What is a Galois field?

A Galois field, also known as a finite field, is a mathematical structure with a finite number of elements.

Note: The Galois field is named after Évariste Galois.

Data can be treated as vectors in a Galois field. When we treat data as vectors in a Galois field, we consider each data element as a vector component within the Galois field. In the case of computer data, where binary representation is common, we can view each bit (0 or 1) as an element of the Galois field.

Mathematical explanation

Mathematically, a Galois field of order $q$, denoted as $GF(q)$, is defined as a set of $q$ elements ${0, 1, 2, ..., q-1}$.

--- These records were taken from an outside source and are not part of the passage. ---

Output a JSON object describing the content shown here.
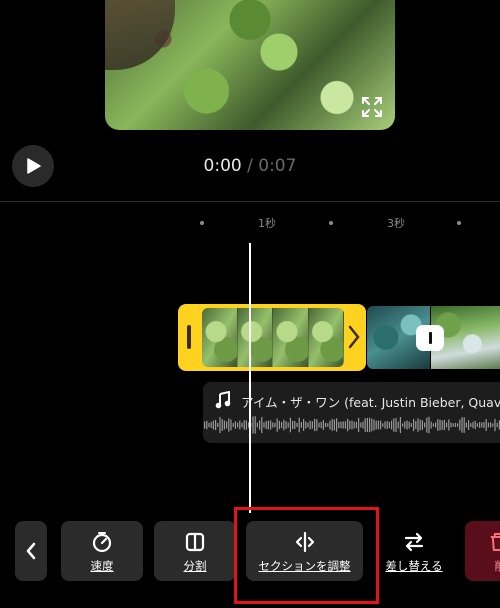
{
  "player": {
    "current_time": "0:00",
    "separator": "/",
    "total_time": "0:07"
  },
  "ruler": {
    "labels": [
      "1秒",
      "3秒"
    ]
  },
  "audio_track": {
    "title": "アイム・ザ・ワン (feat. Justin Bieber, Quavo"
  },
  "toolbar": {
    "speed_label": "速度",
    "split_label": "分割",
    "adjust_section_label": "セクションを調整",
    "replace_label": "差し替える",
    "delete_label": "削"
  },
  "colors": {
    "selected_clip": "#ffd21f",
    "highlight": "#e31414"
  }
}
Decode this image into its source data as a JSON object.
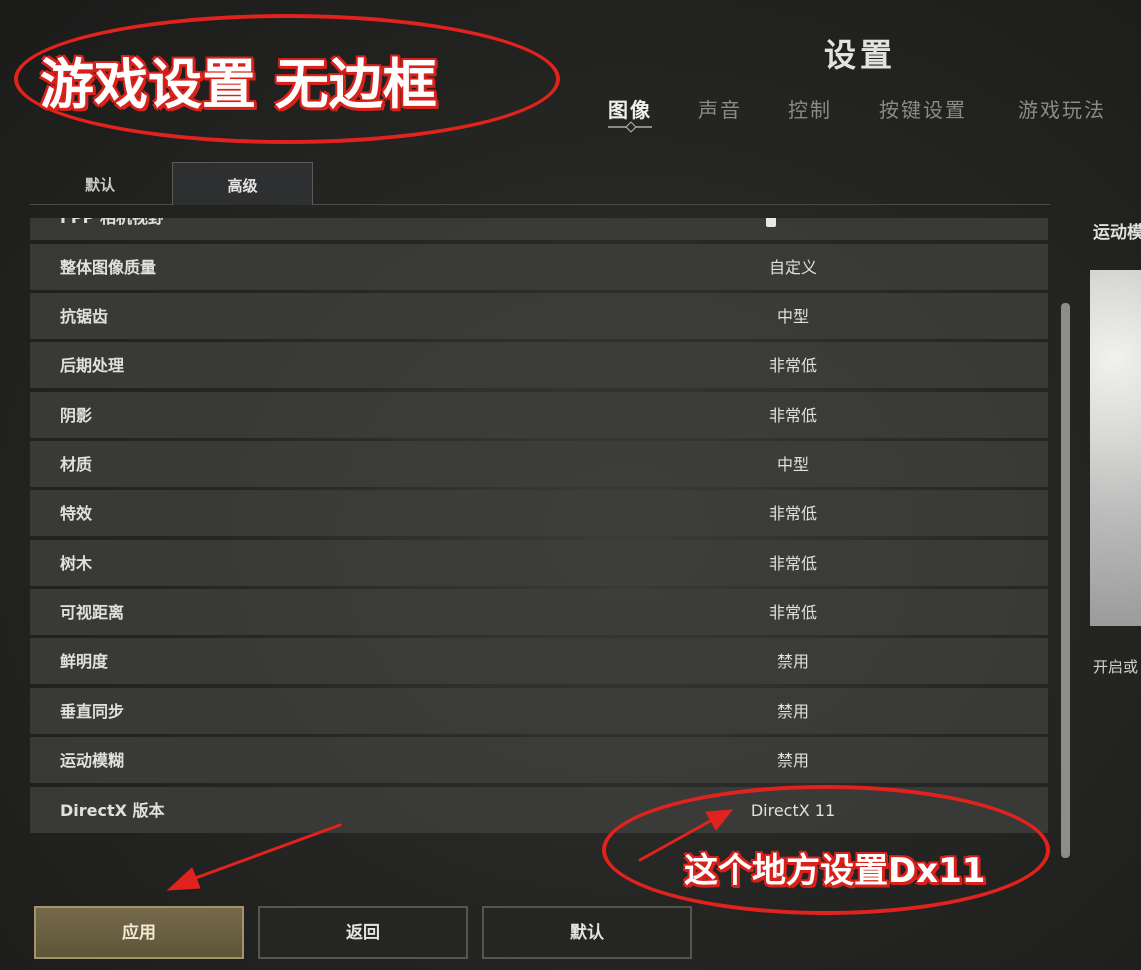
{
  "header": {
    "title": "设置"
  },
  "main_tabs": [
    {
      "label": "图像",
      "active": true
    },
    {
      "label": "声音",
      "active": false
    },
    {
      "label": "控制",
      "active": false
    },
    {
      "label": "按键设置",
      "active": false
    },
    {
      "label": "游戏玩法",
      "active": false
    }
  ],
  "sub_tabs": [
    {
      "label": "默认",
      "active": false
    },
    {
      "label": "高级",
      "active": true
    }
  ],
  "settings": {
    "partial_row": {
      "label": "FPP 相机视野",
      "value": "90",
      "slider_fraction": 0.43
    },
    "rows": [
      {
        "label": "整体图像质量",
        "value": "自定义"
      },
      {
        "label": "抗锯齿",
        "value": "中型"
      },
      {
        "label": "后期处理",
        "value": "非常低"
      },
      {
        "label": "阴影",
        "value": "非常低"
      },
      {
        "label": "材质",
        "value": "中型"
      },
      {
        "label": "特效",
        "value": "非常低"
      },
      {
        "label": "树木",
        "value": "非常低"
      },
      {
        "label": "可视距离",
        "value": "非常低"
      },
      {
        "label": "鲜明度",
        "value": "禁用"
      },
      {
        "label": "垂直同步",
        "value": "禁用"
      },
      {
        "label": "运动模糊",
        "value": "禁用"
      },
      {
        "label": "DirectX 版本",
        "value": "DirectX 11"
      }
    ]
  },
  "side_panel": {
    "title": "运动模",
    "description": "开启或"
  },
  "buttons": {
    "apply": "应用",
    "back": "返回",
    "default": "默认"
  },
  "annotations": {
    "top_note": "游戏设置 无边框",
    "bottom_note": "这个地方设置Dx11",
    "color": "#e2231d"
  }
}
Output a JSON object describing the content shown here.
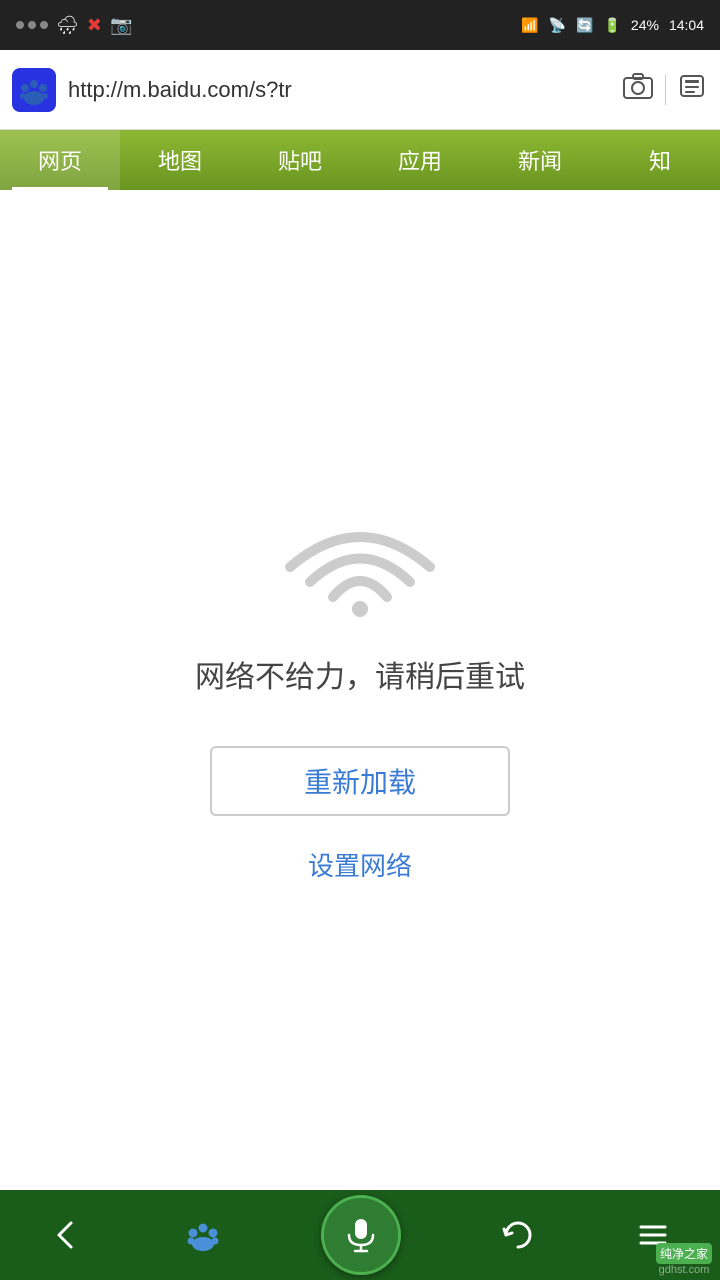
{
  "statusBar": {
    "time": "14:04",
    "battery": "24%",
    "dots": 3
  },
  "addressBar": {
    "logoText": "du",
    "url": "http://m.baidu.com/s?tr",
    "cameraIconLabel": "camera-icon",
    "tabIconLabel": "tab-icon"
  },
  "navTabs": [
    {
      "label": "网页",
      "active": true
    },
    {
      "label": "地图",
      "active": false
    },
    {
      "label": "贴吧",
      "active": false
    },
    {
      "label": "应用",
      "active": false
    },
    {
      "label": "新闻",
      "active": false
    },
    {
      "label": "知",
      "active": false
    }
  ],
  "errorPage": {
    "errorMessage": "网络不给力，请稍后重试",
    "reloadButton": "重新加载",
    "networkSettings": "设置网络"
  },
  "bottomBar": {
    "backLabel": "←",
    "homeLabel": "du",
    "micLabel": "🎤",
    "refreshLabel": "↻",
    "menuLabel": "≡",
    "watermark": "纯净之家\ngdhst.com"
  }
}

An example of a Galois field is $GF(2)$, also known as the binary field or the field of two elements. In $GF(2)$, there are two elements, $0$ and $1$, and the addition and multiplication operations follow specific rules:

• Addition in $GF(2)$:
  $0 + 0 = 0$
  $0 + 1 = 1$
  $1 + 0 = 1$
  $1 + 1 = 0$

• Multiplication in $GF(2)$:
  $0 * 0 = 0$
  $0 * 1 = 0$
  $1 * 0 = 0$
  $1 * 1 = 1$

In $GF(2)$, the addition operation is equivalent to the XOR (exclusive OR) operation, while the multiplication operation is equivalent to the AND operation.

Another instance of a Galois field is $GF(3)$, comprising three elements: $0$, $1$, and $2$. In this field, the addition and multiplication operations are executed modulo $3$, ensuring that the result of any operation remains within the range of $0$ to $2$. For instance, when adding $2$ and $1$, the result is $3$. However, in $GF(3)$, this value is reduced to $0$ since $3$ is congruent to $0$ modulo $3$.

Applications of Galois fields

There are various applications of Galois fields, such as:

• Cryptography

• Coding theory

• Scrambling data